As such, he suggested to the IACHR that the ideal way for Indigenous peoples to access finance from a carbon market, if they choose to do so, would have been for their villages to have time, through internal processes, to discuss their plans and visions for life, and the protection of their territories. He noted that however, this did not happen in Guyana, where the “so-called solution” was “designed” by the government and to date Indigenous Peoples have not even been presented with sufficient information about what it entails.
Toshao Hastings also criticized the usefulness of carbon credits. “We have not seen any proof that selling carbon is helping Mother Earth. Even though the government is selling carbon credits and promising to keep the trees standing, the government continues to give out mining concessions without caring about the destruction of our forests…our rights have not been respected and protected in this carbon credits process. The true solution to the climate crisis is to recognize that indigenous peoples are the owners and stewards of our lands and forests.”
Meanwhile, in recounting the APA’s experience with ART’s grievance mechanism, Bhagirat said that following the dismissal of APA’s initial complaint in May 2023, an appeal was filed and again the process was stacked against the organisation. He told the IACHR that ART asked the APA to sign terms of reference for the appeal that would have made it all but impossible to expect a fair outcome, and ART refused suggestions based on international standards for grievance mechanisms to improve the process. Further, ART even claimed that the standards for grievance mechanisms do not apply to it.
“The case that we have presented serves as a warning that must inform global efforts to move away from the destruction of our nature and climate and towards just and sustainable societies. It shows that one of the leading jurisdictional REDD+ certification schemes – one that promotes itself as a model for high integrity, by aligning with the UNFCCC Cancun Safeguards and international human rights law – has facilitated the sale of carbon credits which are generated in violation of the rights of Indigenous peoples,” Bhagirat noted.

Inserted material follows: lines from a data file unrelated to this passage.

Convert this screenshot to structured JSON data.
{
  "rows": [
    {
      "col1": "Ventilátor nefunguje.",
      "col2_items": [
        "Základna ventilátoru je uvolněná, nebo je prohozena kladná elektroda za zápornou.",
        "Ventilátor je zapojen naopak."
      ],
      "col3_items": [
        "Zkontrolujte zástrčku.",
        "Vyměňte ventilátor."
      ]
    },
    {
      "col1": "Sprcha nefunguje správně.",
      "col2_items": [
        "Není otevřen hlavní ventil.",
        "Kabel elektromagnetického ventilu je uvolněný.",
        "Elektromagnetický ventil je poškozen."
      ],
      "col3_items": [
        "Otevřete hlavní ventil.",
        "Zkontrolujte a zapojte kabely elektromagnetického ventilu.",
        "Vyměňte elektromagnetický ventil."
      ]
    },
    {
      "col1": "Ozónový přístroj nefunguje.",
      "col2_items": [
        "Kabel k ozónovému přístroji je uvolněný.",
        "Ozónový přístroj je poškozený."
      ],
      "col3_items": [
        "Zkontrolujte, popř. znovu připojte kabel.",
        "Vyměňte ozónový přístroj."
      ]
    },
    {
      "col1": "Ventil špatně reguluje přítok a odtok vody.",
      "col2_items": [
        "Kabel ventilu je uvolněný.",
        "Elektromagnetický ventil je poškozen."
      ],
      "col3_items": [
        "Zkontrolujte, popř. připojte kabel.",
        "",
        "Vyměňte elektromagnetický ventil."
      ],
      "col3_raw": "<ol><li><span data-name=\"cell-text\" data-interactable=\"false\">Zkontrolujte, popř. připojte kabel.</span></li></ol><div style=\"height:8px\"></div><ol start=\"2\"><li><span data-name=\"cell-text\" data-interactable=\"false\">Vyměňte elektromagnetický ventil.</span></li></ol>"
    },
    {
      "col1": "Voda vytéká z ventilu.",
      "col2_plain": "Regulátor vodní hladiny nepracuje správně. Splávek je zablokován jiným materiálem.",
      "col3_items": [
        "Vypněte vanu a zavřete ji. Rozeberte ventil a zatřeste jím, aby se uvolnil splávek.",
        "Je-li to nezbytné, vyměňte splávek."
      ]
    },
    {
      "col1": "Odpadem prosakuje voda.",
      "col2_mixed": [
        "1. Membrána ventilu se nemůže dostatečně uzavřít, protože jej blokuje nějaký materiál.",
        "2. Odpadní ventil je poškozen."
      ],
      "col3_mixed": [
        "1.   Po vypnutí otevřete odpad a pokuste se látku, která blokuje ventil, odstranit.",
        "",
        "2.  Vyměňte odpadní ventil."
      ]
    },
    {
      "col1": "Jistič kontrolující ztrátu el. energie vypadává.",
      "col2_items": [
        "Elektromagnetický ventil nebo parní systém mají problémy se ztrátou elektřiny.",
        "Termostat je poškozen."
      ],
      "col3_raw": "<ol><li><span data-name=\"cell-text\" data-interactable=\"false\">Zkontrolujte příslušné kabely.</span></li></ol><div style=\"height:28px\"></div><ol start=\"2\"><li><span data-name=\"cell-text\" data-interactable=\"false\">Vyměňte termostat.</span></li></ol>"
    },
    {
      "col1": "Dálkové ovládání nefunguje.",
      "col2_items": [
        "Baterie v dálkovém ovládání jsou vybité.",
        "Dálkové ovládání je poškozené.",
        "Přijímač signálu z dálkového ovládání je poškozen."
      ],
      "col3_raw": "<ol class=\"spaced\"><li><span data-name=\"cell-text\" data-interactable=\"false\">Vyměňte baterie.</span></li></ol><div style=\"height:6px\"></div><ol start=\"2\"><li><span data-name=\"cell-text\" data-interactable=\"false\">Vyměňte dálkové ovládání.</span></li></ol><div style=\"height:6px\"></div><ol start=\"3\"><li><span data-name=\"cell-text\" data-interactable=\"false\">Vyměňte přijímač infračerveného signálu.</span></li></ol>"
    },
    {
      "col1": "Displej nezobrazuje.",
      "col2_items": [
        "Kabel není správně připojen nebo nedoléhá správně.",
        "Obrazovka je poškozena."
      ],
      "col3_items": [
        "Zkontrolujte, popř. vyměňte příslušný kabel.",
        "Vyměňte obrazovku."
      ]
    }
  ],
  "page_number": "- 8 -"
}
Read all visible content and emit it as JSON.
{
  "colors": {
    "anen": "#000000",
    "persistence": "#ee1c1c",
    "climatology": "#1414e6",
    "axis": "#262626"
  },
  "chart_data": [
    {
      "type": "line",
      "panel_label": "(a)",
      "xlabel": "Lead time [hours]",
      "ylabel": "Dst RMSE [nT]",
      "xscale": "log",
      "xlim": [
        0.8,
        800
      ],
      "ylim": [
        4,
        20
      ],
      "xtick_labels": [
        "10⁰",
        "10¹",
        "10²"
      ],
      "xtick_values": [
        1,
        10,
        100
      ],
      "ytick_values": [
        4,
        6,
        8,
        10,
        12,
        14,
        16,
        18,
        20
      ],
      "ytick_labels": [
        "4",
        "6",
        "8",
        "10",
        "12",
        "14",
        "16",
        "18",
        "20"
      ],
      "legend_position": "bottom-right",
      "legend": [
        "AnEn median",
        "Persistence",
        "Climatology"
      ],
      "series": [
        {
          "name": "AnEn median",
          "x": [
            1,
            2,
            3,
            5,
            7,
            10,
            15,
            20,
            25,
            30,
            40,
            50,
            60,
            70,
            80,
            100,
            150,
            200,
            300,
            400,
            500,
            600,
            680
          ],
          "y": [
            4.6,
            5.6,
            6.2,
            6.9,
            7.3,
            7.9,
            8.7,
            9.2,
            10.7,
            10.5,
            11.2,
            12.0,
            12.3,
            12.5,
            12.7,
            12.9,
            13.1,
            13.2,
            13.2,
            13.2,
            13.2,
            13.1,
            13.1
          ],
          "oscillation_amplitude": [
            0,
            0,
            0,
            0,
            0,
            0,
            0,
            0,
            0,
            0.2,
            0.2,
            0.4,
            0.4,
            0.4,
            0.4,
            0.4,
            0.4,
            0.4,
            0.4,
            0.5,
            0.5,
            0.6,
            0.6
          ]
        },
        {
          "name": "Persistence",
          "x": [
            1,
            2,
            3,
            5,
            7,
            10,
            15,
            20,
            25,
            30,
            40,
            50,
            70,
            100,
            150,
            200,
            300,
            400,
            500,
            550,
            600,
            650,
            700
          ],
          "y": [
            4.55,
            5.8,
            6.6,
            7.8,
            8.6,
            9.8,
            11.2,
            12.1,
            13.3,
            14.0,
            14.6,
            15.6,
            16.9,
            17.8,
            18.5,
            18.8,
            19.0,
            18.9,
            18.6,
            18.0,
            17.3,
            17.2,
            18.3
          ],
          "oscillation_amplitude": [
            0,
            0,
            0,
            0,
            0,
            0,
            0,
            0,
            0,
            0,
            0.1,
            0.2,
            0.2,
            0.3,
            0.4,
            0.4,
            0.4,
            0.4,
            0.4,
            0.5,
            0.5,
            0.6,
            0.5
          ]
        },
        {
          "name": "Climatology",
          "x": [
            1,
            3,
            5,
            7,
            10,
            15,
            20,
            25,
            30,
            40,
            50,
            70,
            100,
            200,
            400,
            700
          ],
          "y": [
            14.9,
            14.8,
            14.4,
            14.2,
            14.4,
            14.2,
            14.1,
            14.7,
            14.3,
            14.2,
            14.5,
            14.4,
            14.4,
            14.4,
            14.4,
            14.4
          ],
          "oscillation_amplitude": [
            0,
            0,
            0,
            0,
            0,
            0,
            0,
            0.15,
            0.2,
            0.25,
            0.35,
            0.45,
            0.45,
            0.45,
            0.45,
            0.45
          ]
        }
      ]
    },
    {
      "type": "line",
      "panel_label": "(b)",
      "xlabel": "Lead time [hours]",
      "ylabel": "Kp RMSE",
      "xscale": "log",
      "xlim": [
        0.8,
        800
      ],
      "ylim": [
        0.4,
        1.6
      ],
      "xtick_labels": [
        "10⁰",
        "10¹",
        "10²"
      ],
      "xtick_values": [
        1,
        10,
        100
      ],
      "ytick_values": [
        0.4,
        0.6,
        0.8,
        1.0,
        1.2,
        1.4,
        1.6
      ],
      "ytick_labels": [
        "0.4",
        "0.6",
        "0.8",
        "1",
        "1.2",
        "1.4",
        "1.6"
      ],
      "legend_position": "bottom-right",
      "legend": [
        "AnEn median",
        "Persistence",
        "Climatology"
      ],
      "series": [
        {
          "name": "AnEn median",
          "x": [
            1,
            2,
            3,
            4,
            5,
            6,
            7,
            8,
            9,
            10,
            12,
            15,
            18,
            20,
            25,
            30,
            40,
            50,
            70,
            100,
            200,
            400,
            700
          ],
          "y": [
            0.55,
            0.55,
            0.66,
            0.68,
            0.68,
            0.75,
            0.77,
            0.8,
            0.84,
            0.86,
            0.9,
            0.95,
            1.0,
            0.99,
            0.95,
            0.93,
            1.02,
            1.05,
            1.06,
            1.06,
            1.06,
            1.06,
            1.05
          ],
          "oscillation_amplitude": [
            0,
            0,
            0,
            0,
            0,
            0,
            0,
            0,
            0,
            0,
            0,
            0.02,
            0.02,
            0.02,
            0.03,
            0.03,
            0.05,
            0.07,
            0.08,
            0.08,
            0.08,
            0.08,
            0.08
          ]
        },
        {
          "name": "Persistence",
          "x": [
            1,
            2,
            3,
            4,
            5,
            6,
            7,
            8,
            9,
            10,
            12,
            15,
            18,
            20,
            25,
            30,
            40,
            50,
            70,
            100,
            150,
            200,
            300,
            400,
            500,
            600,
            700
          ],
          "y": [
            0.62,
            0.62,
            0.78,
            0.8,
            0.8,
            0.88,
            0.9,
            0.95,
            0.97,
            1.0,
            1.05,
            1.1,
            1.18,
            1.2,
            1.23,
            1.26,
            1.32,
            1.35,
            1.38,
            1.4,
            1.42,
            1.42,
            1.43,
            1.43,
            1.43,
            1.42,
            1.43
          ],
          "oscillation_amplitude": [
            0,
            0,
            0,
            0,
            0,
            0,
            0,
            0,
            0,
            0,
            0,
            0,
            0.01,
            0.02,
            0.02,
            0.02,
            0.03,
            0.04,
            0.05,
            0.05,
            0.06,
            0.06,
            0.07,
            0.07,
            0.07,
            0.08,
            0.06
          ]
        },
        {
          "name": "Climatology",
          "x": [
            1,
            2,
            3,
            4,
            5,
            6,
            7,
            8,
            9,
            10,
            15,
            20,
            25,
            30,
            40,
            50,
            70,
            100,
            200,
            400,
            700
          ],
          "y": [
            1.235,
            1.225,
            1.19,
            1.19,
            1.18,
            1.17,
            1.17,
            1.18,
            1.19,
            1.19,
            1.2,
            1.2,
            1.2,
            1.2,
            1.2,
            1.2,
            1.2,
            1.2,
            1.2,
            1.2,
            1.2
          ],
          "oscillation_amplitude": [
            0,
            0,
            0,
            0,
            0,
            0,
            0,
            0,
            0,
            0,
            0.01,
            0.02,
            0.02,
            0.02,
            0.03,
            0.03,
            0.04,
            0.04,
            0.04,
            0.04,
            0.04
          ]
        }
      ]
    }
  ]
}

He added “The world should learn as an important lesson from this case that private, self-selected and self-regulating bodies such as ART cannot be left to enforce compliance with a standard that speaks about human rights without sufficient expertise or oversight to ensure that those human rights are respected in practice. To do otherwise – to recognize Indigenous peoples’ rights in word but not in practice – is to render meaningless the very rights these bodies claim to uphold.”
According to the release, the APA’s presentation was done in conjunction with the Federation of Indigenous Kechwa Cha-zuta Amazonian Peoples (FEPIKECHA); the Ethnic Council of the Kichwa Peoples of the Amazon (CEPKA); the Federation of Indigenous Kechwa Peoples of Bajo Huallaga San Martin (FEPIKBHSAM); the Coordinating Committee for the Development and Defense of Indigenous Peoples of the San Martin region (CODEPISAM) and the Institute for Legal Defense (IDL) of Peru; the Indigenous Government of Pirá Paraná; Gaia Amazonas and the Center for the Study of Law, Justice and Society (Dejusticia) of Colombia; the Coordination of the Associations of the Remnant Communities of Quilombos de Pará (MALUNGU) and the Socio-environmental Institute (ISA) of Brazil; and the regional organizations Forest Peoples Programme (FPP) and the Due Process of Law Foundation (DPLF).